The landscape of drug development is intricate and fraught with risks, often leading to substantial resource investment without guaranteed success. Regulatory processes, while necessary, can pose challenges due to ambiguity in specific requirements. In light of these complexities, opportunities abound to revolutionize drug development, necessitating new tools, innovative methodologies, and infrastructural advancements.
At Ceremorphic Life Sciences, we recognize the critical need to bridge the gap between diseases and available drugs. Our strategic positioning enables us to spearhead advancements in addressing this global healthcare challenge. Central to our approach are pioneering methodologies underpinned by our proprietary patent-pending technologies and cutting-edge silicon advancements, aimed at revolutionizing the drug discovery pipeline and potentially saving the industry billions of dollars.
The integration of our proprietary analog and AI technology marks a paradigm shift. This innovation allows for a meticulous and refined analysis of data, significantly streamlining the drug design process and elevating the likelihood of success. Particularly noteworthy is its ability to confront the intricate nature of diseases, empowering us to design drugs with heightened selectivity and precision.

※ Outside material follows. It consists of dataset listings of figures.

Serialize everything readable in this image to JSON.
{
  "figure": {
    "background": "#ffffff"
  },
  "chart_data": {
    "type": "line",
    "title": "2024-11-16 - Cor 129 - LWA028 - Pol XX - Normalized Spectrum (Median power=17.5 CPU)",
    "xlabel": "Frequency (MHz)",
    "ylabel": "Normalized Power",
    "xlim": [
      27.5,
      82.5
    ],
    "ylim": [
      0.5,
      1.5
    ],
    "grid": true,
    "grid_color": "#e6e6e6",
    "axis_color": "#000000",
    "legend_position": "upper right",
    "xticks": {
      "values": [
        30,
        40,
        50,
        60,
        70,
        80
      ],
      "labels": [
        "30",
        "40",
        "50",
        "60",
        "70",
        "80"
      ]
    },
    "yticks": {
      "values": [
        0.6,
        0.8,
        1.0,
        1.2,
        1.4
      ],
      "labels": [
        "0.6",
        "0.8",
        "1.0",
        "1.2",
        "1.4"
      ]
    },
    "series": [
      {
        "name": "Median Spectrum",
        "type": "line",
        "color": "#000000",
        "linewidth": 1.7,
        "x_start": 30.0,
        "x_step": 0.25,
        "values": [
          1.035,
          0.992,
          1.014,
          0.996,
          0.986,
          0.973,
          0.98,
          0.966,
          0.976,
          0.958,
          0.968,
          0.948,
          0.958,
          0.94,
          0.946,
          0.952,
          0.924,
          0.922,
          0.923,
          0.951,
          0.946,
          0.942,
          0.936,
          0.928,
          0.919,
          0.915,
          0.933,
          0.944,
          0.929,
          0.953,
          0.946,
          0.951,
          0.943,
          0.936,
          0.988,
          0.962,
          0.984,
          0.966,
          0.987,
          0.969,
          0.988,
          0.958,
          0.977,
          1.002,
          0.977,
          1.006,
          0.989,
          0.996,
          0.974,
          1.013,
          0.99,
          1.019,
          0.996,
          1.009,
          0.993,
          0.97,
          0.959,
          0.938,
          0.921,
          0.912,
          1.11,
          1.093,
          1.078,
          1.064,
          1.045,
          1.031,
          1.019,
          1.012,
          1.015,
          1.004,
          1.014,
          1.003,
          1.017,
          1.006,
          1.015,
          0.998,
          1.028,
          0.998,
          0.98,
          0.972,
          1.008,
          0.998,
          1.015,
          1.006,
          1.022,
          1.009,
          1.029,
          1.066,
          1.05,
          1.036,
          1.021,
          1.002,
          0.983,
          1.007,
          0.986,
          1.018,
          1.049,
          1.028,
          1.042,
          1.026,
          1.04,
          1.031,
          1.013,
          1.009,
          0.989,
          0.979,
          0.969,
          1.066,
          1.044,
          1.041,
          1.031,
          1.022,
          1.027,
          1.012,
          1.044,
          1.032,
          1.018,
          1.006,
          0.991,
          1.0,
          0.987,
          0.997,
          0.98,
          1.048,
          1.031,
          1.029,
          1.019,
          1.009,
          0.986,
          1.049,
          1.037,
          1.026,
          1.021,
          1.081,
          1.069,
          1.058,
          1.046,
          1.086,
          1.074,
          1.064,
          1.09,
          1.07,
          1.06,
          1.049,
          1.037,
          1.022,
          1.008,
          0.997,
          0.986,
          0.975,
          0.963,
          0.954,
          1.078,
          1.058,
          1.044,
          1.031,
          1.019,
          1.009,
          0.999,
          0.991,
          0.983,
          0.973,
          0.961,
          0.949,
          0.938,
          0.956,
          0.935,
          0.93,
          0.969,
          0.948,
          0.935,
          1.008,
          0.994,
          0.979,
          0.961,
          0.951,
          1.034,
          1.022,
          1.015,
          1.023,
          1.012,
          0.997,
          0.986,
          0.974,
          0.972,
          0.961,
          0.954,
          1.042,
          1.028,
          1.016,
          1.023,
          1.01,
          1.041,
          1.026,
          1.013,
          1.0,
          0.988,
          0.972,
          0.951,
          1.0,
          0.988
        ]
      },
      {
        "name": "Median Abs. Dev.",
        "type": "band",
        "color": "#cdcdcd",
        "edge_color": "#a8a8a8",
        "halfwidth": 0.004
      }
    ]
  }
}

While acknowledging India’s significance in the pharmaceutical realm, our methodologies have the potential to redefine drug development worldwide. Our current focal points—Oncology and Neurology is geared towards addressing crucial medical challenges on a global scale. We’re committed to revolutionizing drug discovery through expertise in hardware, algorithms, and AI. Our focus extends beyond efficiency, aiming for a transformative impact on the global healthcare challenge of closing the gap between diseases and available drugs.